Apa itu Diskinesia Tardif?

Diskinesia tardif adalah sindrom neurologis yang sering diidentifikasi dengan gejala seperti gerakan tubuh yang tidak disengaja dan berulang. Penggunaan neuroleptik dan obat lain dalam jangka panjang menyebabkan gangguan gerakan. Psikiater dan ahli saraf biasanya mendiagnosis tardive dyskinesia, dan pengobatan bervariasi tergantung pada orangnya.
Gangguan gerakan tak sadar juga mengidentifikasi sebagai diskinesia yang diinduksi obat, dan diskinesia kronis jika kondisinya memburuk. Menurut para ahli kesehatan, tardive berarti “tertunda” dan dyskinesia berarti “gerakan abnormal.” Diskinesia tardif berkembang selama beberapa bulan atau tahun. Beberapa faktor risiko untuk mengembangkan tardive dyskinesia termasuk alkohol dan penyalahgunaan obat-obatan, usia tua, dan cacat mental atau penyakit.

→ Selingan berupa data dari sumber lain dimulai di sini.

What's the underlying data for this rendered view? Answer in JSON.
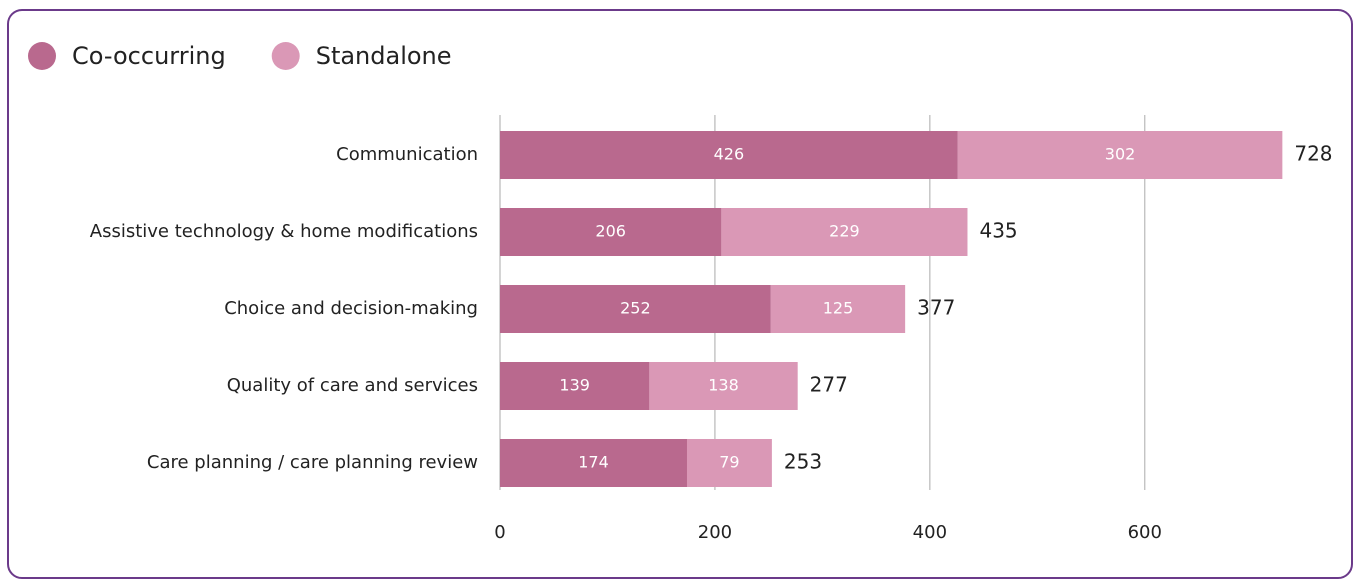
{
  "chart_data": {
    "type": "stacked-bar-horizontal",
    "categories": [
      "Communication",
      "Assistive technology & home modifications",
      "Choice and decision-making",
      "Quality of care and services",
      "Care planning / care planning review"
    ],
    "series": [
      {
        "name": "Co-occurring",
        "color": "#b9698e",
        "values": [
          426,
          206,
          252,
          139,
          174
        ]
      },
      {
        "name": "Standalone",
        "color": "#da98b6",
        "values": [
          302,
          229,
          125,
          138,
          79
        ]
      }
    ],
    "totals": [
      728,
      435,
      377,
      277,
      253
    ],
    "xlim": [
      0,
      750
    ],
    "xticks": [
      0,
      200,
      400,
      600
    ],
    "grid": true,
    "legend": "top-left"
  }
}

Gejala tardive dyskinesia sering terjadi pada otot-otot wajah, tetapi juga mempengaruhi batang tubuh, kaki, dan lengan. Gerakan bibir, rahang, dan lidah yang berulang dan tidak disengaja adalah beberapa gejala yang umum. Pasien dengan gangguan gerakan tak sadar ini mungkin sering meringis, menjulurkan lidah, mengedipkan mata dengan cepat, atau memukul atau mengerutkan bibir. Bergoyangnya pinggul atau batang tubuh, serta gerakan kaki dan lengan yang tidak disengaja, juga berhubungan dengan gangguan gerakan. Contohnya termasuk berbaris di tempat, memutar pergelangan kaki, atau menggerakkan jari seolah-olah memainkan piano atau gitar.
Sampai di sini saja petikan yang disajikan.